2) Electric Double Layer Forces

$V_R=\frac{128\pi a_1 a_2 n_\infty kT}{(a_1+a_2)\kappa^2} \gamma_1 \gamma_2 e^{(-\kappa h)}$

3) Solvation Forces

4) Hydrophobic Forces

5) Steric Forces

The second half of this review article discusses experimental evidence for or against the above five forces. There are still open questions in this field because some of the experimental evidence does not agree with the current theories.

## Soft Matter Details

Surface Properties:

The topic of this review article falls under the major field of colloidal science within soft matter. The forces between colloidal particles are due to surface properties and solvent properties which are important in both applied physics and chemistry. Understanding interparticle forces helps us understand the stability of colloids (when the particles will stay dispersed compared to when they will aggregate and sediment).

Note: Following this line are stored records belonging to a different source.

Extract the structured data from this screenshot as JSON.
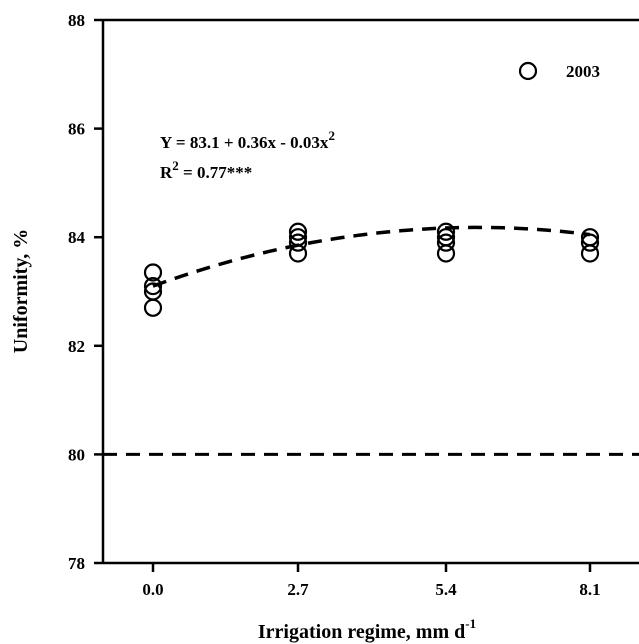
{
  "chart_data": {
    "type": "scatter",
    "title": "",
    "xlabel": "Irrigation regime, mm d",
    "xlabel_superscript": "-1",
    "ylabel": "Uniformity, %",
    "categories": [
      "0.0",
      "2.7",
      "5.4",
      "8.1"
    ],
    "x_ticks": [
      0.0,
      2.7,
      5.4,
      8.1
    ],
    "ylim": [
      78,
      88
    ],
    "y_ticks": [
      78,
      80,
      82,
      84,
      86,
      88
    ],
    "grid": false,
    "legend_position": "top-right",
    "series": [
      {
        "name": "2003",
        "marker": "open-circle",
        "points": [
          {
            "x": 0.0,
            "y": 83.35
          },
          {
            "x": 0.0,
            "y": 83.1
          },
          {
            "x": 0.0,
            "y": 83.0
          },
          {
            "x": 0.0,
            "y": 82.7
          },
          {
            "x": 2.7,
            "y": 84.1
          },
          {
            "x": 2.7,
            "y": 84.0
          },
          {
            "x": 2.7,
            "y": 83.9
          },
          {
            "x": 2.7,
            "y": 83.7
          },
          {
            "x": 5.4,
            "y": 84.1
          },
          {
            "x": 5.4,
            "y": 84.0
          },
          {
            "x": 5.4,
            "y": 83.9
          },
          {
            "x": 5.4,
            "y": 83.7
          },
          {
            "x": 8.1,
            "y": 84.0
          },
          {
            "x": 8.1,
            "y": 83.9
          },
          {
            "x": 8.1,
            "y": 83.7
          }
        ]
      }
    ],
    "fit": {
      "equation_main": "Y = 83.1 + 0.36x - 0.03x",
      "equation_sup": "2",
      "r2_main": "R",
      "r2_sup": "2",
      "r2_rest": " = 0.77***",
      "a": 83.1,
      "b": 0.36,
      "c": -0.03,
      "x_range": [
        0.0,
        8.1
      ],
      "style": "dashed"
    },
    "reference_line": {
      "y": 80,
      "style": "dashed"
    }
  }
}
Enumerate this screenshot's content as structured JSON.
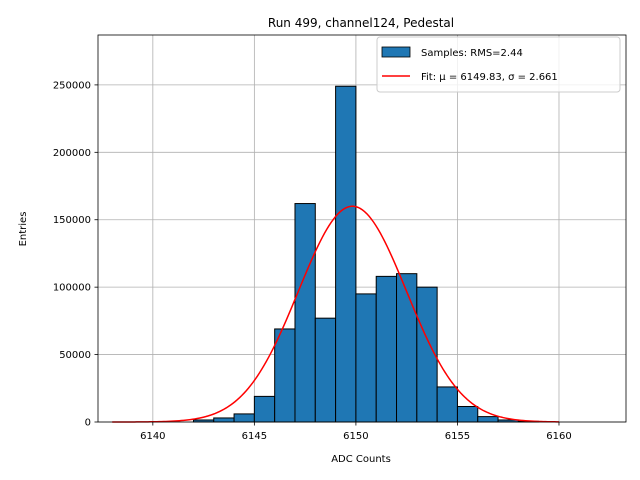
{
  "chart_data": {
    "type": "bar",
    "title": "Run 499, channel124, Pedestal",
    "xlabel": "ADC Counts",
    "ylabel": "Entries",
    "xlim": [
      6137.3,
      6163.3
    ],
    "ylim": [
      0,
      287000
    ],
    "grid": true,
    "xticks": [
      6140,
      6145,
      6150,
      6155,
      6160
    ],
    "yticks": [
      0,
      50000,
      100000,
      150000,
      200000,
      250000
    ],
    "bin_edges": [
      6138,
      6139,
      6140,
      6141,
      6142,
      6143,
      6144,
      6145,
      6146,
      6147,
      6148,
      6149,
      6150,
      6151,
      6152,
      6153,
      6154,
      6155,
      6156,
      6157,
      6158,
      6159,
      6160,
      6161,
      6162
    ],
    "counts": [
      0,
      0,
      0,
      0,
      1500,
      3000,
      6000,
      19000,
      69000,
      162000,
      77000,
      249000,
      95000,
      108000,
      110000,
      100000,
      26000,
      11500,
      4000,
      1500,
      500,
      0,
      0,
      0
    ],
    "series": [
      {
        "name": "Samples: RMS=2.44",
        "kind": "histogram",
        "color": "#1f77b4"
      },
      {
        "name": "Fit",
        "kind": "gaussian",
        "color": "#ff0000",
        "mu": 6149.83,
        "sigma": 2.661,
        "amplitude": 160000,
        "x_range": [
          6138,
          6160
        ]
      }
    ],
    "legend": {
      "position": "top-right",
      "entries": [
        "Samples: RMS=2.44",
        "Fit: μ = 6149.83, σ = 2.661"
      ]
    }
  }
}
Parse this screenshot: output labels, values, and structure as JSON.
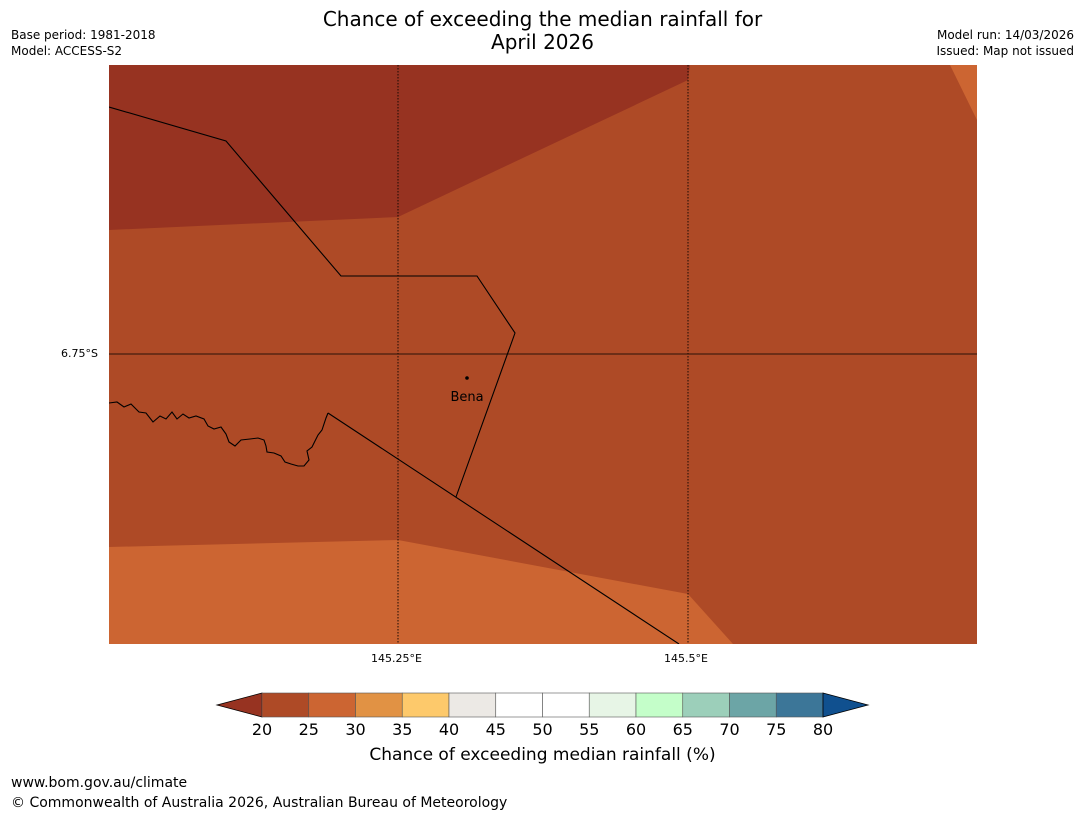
{
  "title": {
    "line1": "Chance of exceeding the median rainfall for",
    "line2": "April 2026"
  },
  "meta": {
    "base_period": "Base period: 1981-2018",
    "model": "Model: ACCESS-S2",
    "model_run": "Model run: 14/03/2026",
    "issued": "Issued: Map not issued"
  },
  "map": {
    "lat_label": "6.75°S",
    "lon_labels": [
      "145.25°E",
      "145.5°E"
    ],
    "place_name": "Bena"
  },
  "colorbar": {
    "ticks": [
      "20",
      "25",
      "30",
      "35",
      "40",
      "45",
      "50",
      "55",
      "60",
      "65",
      "70",
      "75",
      "80"
    ],
    "colors": [
      "#973321",
      "#ae4a26",
      "#cc6532",
      "#e19244",
      "#fdc96b",
      "#ece9e5",
      "#ffffff",
      "#ffffff",
      "#e7f5e6",
      "#c4fec9",
      "#9ccfba",
      "#6ca5a6",
      "#3c7698",
      "#10508f"
    ],
    "label": "Chance of exceeding median rainfall (%)"
  },
  "footer": {
    "url": "www.bom.gov.au/climate",
    "copyright": "© Commonwealth of Australia 2026, Australian Bureau of Meteorology"
  }
}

The small distances between particles which are interesting in colloidal science draw out interesting questions about when the continuum treatment of a solvent breaks down.

Experimental Methods:

The main experimental techniques focused on in this article are atomic force microscopy and using the surface forces apparatus. Both tools measure very small forces between two surfaces only nanometers apart.

History:

How much does knowing the historical development of science help us in doing current research? This review article presents theories in the context of when they were discovered. Particularly in the context of such new work (since 1940), I think it could be very useful to understand the chronology of the work in the field. Not only does knowing the history help you understand the motivations behind developments, but it also gives a good frame of reference when reading other works from within the same time period.